When deploying a model to production, you’re not only deploying code. You’re deploying a model package. The components of a model package, such as the model and the datasets used to train it, can have dependencies that need to be available at runtime.

By having the dependencies available at runtime, you can ensure that the model predictions made in the development environment are replicable in the production environment. Problems can arise when the versions of these dependencies are different between the development and production environments.

Important

Dataiku refers to the model package as a saved model.
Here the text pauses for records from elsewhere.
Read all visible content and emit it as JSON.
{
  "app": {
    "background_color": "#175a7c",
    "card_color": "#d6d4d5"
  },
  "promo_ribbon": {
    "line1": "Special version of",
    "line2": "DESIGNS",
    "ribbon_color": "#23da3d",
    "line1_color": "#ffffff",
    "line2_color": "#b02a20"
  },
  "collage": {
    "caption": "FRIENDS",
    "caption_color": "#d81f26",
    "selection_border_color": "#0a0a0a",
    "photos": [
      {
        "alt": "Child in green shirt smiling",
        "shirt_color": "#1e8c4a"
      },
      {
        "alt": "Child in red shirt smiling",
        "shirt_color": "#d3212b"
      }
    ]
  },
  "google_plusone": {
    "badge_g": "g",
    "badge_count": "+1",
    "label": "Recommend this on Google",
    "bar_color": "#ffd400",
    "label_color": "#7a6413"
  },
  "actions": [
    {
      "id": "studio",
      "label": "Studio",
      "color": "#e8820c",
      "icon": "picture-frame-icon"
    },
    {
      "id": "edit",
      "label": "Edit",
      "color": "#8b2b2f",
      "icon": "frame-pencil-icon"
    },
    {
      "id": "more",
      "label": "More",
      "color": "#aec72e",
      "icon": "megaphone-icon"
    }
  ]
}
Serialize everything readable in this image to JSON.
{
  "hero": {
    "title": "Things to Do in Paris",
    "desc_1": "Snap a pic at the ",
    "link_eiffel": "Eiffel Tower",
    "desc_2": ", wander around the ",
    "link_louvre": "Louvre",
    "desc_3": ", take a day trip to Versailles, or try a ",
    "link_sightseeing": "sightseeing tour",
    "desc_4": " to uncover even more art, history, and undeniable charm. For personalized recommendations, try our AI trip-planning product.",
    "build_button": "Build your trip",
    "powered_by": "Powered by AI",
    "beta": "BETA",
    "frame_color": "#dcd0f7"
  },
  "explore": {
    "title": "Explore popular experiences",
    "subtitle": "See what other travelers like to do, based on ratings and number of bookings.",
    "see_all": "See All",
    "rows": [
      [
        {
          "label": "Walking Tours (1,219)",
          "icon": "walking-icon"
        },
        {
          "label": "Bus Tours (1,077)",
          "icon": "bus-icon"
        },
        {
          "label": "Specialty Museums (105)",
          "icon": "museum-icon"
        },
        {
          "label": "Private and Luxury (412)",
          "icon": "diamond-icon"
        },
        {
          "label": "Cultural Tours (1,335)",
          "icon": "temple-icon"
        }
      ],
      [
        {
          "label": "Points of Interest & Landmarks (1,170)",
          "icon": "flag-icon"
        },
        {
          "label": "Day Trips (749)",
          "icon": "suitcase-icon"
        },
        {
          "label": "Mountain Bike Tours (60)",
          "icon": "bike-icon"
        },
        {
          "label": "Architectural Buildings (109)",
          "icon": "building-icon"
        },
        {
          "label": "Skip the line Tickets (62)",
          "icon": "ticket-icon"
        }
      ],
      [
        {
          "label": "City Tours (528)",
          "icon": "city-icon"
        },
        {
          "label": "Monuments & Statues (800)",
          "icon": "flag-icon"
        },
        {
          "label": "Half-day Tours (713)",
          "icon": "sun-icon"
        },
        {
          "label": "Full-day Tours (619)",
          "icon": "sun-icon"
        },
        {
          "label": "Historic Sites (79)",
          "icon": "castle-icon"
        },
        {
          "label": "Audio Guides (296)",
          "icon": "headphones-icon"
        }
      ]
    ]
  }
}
However, ML practitioners might also refer to it as a model artifact.

Typical package components#

Once the code and artifacts are stored in a centralized repository, you can build a testable and deployable bundle of the project.

A model package includes the following components:

Documented code for implementing the model including its preprocessing
Hyperparameters and their configuration
Training and validation data
Data for testing scenarios
The trained model, in its runnable form
A code environment including libraries with specific versions and environment variables

In Dataiku, a green diamond icon in the Flow represents the model package.

Important

A model package is not the same as a project bundle. A project bundle contains metadata of a saved model (and other objects). To learn more, visit Creating a bundle in the reference documentation.

To view the active model’s components (the trained model and its metadata), double click on the saved model in the Flow, and select the active version.